You know you're angling for big fish when you're using a live 20-inch brown trout for bait.

Tennessee striper guides

Brycen Roberts (left) and Scott Manning, Tennessee striper guides who will definitely put you on the fish.

It had all begun the day before. Fishing guides Scott Manning and Brycen Roberts had helped me catch eight to 10 (I actually lost count in all the excitement) large-striped bass from east Tennessee's Clinch River. Those fish weighed from 20 to more than 30 pounds each, and fought so hard it was all I could do to land them.

"Now tomorrow, we'll see if we can catch a really big one," Manning said when our morning's fishing was over. At first, I thought he was kidding.

"What?" I said incredulously. "You don't consider those fish we just caught to be big?"

Fishing camp

A fishing camp along eastern Tennessee's Clinch River.

Catch, photograph, and release
With trophy stripers, Scott Manning (right) practices fish CPR
whenever possible: catch, photograph, and release.
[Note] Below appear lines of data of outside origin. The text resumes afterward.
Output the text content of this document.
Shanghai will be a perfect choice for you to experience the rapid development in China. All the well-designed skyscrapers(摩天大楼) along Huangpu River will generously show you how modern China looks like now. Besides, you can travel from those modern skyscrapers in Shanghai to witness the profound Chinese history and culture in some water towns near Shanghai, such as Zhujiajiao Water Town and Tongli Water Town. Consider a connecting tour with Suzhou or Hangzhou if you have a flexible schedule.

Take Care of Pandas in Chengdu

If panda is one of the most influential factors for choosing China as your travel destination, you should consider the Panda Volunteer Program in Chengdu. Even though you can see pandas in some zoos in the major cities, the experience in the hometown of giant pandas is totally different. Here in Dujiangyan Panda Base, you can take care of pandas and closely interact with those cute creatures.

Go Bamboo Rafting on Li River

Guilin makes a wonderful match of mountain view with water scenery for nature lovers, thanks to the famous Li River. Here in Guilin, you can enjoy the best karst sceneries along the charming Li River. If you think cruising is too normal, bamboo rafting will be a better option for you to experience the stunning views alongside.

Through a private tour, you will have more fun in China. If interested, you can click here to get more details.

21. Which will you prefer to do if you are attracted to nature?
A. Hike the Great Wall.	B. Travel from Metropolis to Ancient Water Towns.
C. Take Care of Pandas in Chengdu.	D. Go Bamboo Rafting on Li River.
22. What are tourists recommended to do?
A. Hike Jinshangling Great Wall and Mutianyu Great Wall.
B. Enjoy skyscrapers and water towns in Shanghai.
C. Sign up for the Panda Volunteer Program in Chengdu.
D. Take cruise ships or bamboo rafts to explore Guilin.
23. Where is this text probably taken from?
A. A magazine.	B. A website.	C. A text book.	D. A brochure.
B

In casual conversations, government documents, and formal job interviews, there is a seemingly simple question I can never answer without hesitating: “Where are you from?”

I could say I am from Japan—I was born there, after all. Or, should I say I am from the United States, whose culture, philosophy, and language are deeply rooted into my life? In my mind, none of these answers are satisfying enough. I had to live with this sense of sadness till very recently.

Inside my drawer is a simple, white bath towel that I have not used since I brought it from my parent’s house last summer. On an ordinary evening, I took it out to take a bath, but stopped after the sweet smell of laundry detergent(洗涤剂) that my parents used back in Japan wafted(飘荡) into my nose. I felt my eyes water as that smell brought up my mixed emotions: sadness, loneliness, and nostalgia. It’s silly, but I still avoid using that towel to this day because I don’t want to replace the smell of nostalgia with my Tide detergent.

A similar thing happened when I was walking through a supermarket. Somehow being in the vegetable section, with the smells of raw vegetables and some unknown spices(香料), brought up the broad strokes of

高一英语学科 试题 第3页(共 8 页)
"Well, they're nice sized," Roberts said, "but we might be able to do better. You'll only have a 50-50 chance of catching a fish in the particular stretch of river we'll be fishing tomorrow, but if we do hook one up, it'll be a true trophy striper."

Trophy stripers, usually the preserve of the Northeast, do occasionally waltz in Tennessee for the patient fisherman. Roberts should know, his personal-best striped bass weighed 53 pounds; Manning's largest to date weighed 58 pounds. The current Tennessee state-record striped bass stands at a whopping 65 pounds, 6 ounces.

We caught our fish that morning using three methods: trolling, casting, and fishing cut bait. About an hour before dawn, we left a boat ramp on the Clinch River and motored upstream about a mile to the base of Melton Hill Dam. There we began slow-trolling (0.5 mph) live gizzard shad behind homemade, in-line planer boards. We caught one striper that way, about a 20-pounder, and then, at first light, fish began hitting the surface.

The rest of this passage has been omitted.